The sight of the action figures I used to collect across from the beers I now collect drove the similarity home. First, of course, it made me think my personality is maybe a bit too compulsive. But it also made me think that the craft beer industry is speaking to the same compulsion in others — if not courting it directly.
The timeline tracks: Like me, many craft beer fans in their 20s and 30s grew up with cards, action figures and other collectibles. And craft beer has enough in common with them to make it a new collector's paradise for that older audience: product scarcity, attractive package art and even a means of flaunting one's collection in Untappd.
Don't get me wrong: I still love to drink craft beer, superficialities be damned. Nor is this to say that all craft beer fans are sublimating some youthful collector impulse into their purchasing behavior. I may even be the only one. But, somehow, I doubt it.
And I don't know when we'll outgrow it.
What's on tap
Mark Grimaldi and Joe Shelton's King Ferry brewery is now canning 16-ounce containers of any beer it has on draft, for takeout purchase.
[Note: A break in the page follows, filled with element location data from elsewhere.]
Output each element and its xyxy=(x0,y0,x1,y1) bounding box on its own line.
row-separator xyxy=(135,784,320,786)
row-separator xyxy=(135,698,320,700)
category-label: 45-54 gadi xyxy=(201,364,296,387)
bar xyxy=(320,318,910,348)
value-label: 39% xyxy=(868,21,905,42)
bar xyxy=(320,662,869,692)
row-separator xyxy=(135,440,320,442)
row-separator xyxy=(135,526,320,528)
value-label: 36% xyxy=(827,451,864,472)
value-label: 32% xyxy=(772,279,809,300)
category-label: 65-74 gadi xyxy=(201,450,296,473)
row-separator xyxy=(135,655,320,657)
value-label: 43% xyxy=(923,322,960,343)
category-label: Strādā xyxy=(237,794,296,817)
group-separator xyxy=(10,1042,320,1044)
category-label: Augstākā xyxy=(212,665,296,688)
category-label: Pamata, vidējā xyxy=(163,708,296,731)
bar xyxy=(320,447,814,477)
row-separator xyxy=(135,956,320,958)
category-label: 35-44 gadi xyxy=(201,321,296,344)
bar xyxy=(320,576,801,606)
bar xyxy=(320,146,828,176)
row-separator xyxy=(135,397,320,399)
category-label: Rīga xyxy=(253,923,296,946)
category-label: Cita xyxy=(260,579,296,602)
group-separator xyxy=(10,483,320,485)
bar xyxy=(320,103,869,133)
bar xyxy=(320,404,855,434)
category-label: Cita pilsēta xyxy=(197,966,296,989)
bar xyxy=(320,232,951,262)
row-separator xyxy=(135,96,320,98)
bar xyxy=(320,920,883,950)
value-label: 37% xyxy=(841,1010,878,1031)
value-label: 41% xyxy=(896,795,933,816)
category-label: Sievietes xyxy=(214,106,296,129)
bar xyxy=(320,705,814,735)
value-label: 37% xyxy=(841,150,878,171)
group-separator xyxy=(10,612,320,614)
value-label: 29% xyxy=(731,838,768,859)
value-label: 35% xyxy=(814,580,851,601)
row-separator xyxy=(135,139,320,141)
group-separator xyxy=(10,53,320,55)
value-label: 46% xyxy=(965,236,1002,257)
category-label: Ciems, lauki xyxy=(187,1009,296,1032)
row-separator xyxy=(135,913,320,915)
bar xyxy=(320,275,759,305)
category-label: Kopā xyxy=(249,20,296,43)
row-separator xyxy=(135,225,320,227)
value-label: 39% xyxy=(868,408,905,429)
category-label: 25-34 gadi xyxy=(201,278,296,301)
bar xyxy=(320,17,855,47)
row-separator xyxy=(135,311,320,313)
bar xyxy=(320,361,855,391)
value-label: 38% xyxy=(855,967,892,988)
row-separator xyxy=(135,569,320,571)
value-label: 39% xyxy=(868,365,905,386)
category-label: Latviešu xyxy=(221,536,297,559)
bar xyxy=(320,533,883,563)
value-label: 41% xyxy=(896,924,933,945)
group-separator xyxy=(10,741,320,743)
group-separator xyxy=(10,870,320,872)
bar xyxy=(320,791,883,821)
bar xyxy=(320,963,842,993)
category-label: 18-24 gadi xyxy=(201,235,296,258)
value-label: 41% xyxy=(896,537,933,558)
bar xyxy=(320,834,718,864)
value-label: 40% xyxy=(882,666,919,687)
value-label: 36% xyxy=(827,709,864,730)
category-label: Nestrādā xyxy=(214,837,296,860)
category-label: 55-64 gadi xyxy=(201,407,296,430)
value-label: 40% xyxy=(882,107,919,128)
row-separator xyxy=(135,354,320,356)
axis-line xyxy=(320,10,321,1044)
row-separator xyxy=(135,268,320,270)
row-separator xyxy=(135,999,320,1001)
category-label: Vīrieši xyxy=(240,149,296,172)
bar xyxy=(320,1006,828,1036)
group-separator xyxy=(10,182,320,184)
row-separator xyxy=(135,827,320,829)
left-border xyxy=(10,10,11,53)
With the ability to fill cans directly from their brite tank, the brewery will also offer limited runs of four-packs, Grimaldi and Shelton said. And as soon as their labels are designed, Aurora Ale & Lager will begin wholesaling cases.
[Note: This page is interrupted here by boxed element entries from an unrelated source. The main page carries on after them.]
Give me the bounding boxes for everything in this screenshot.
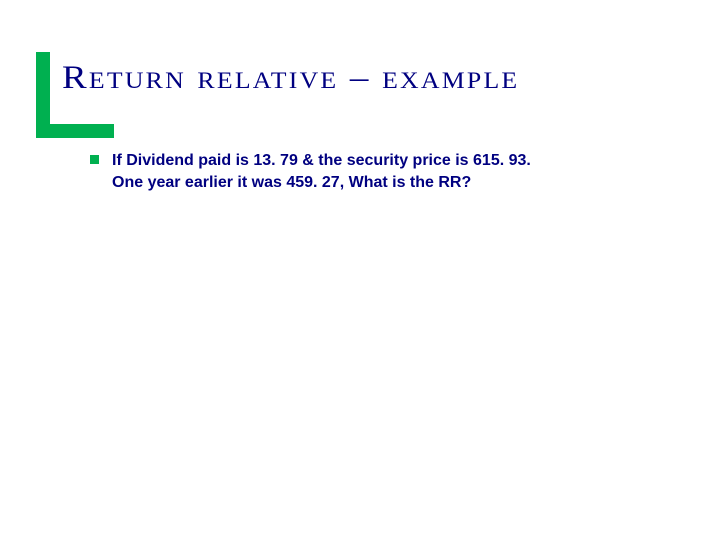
slide-title: Return relative – example [62,60,519,97]
accent-bar-vertical [36,52,50,134]
slide-body: If Dividend paid is 13. 79 & the securit… [112,150,680,193]
bullet-marker [90,155,99,164]
body-line-1: If Dividend paid is 13. 79 & the securit… [112,152,531,169]
body-line-2: One year earlier it was 459. 27, What is… [112,174,471,191]
accent-bar-horizontal [36,124,114,138]
slide: Return relative – example If Dividend pa… [0,0,720,540]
New at the brewery is a dry-hopped rye IPA, formerly known as Ray-Ray. Grimaldi and Shelton are also aging a Belgian quad in whiskey barrels for release in mid- to late December. It'll be about 10-percent ABV, they said.
Derric and Kristen Slocum's Weedsport brewery will also be releasing limited amounts of four-packs of 16-ounce cans, they said. Dates will be posted to Lunkenheimer's Facebook page.
The brewery will also attend the fifth annual New York Craft Brewers Festival at the Landmark Theatre in Syracuse Dec. 2. And, making use of its farm brewery license, Lunkenheimer has recently added a small list of wine, cider and craft cocktails to its drink menu.
Dawn and Marc Schulz's downtown Auburn brewpub recently released a few new creations from brewer Ben Maeso: Good Behavior pale ale, hoppy Kolsch Meestah Calista and Riot Down Under, Prison City's first New England-style double IPA.
Maeso and assistant brewer Rob Bowen also recently went to Barrier Brewing Co. in Oceanside, Long Island, for a collaboration IPA that combines Prison City's Mass Riot with Barrier's Money. The result, Bug Juice, was released at Barrier this week and will come to Auburn in the next couple of weeks.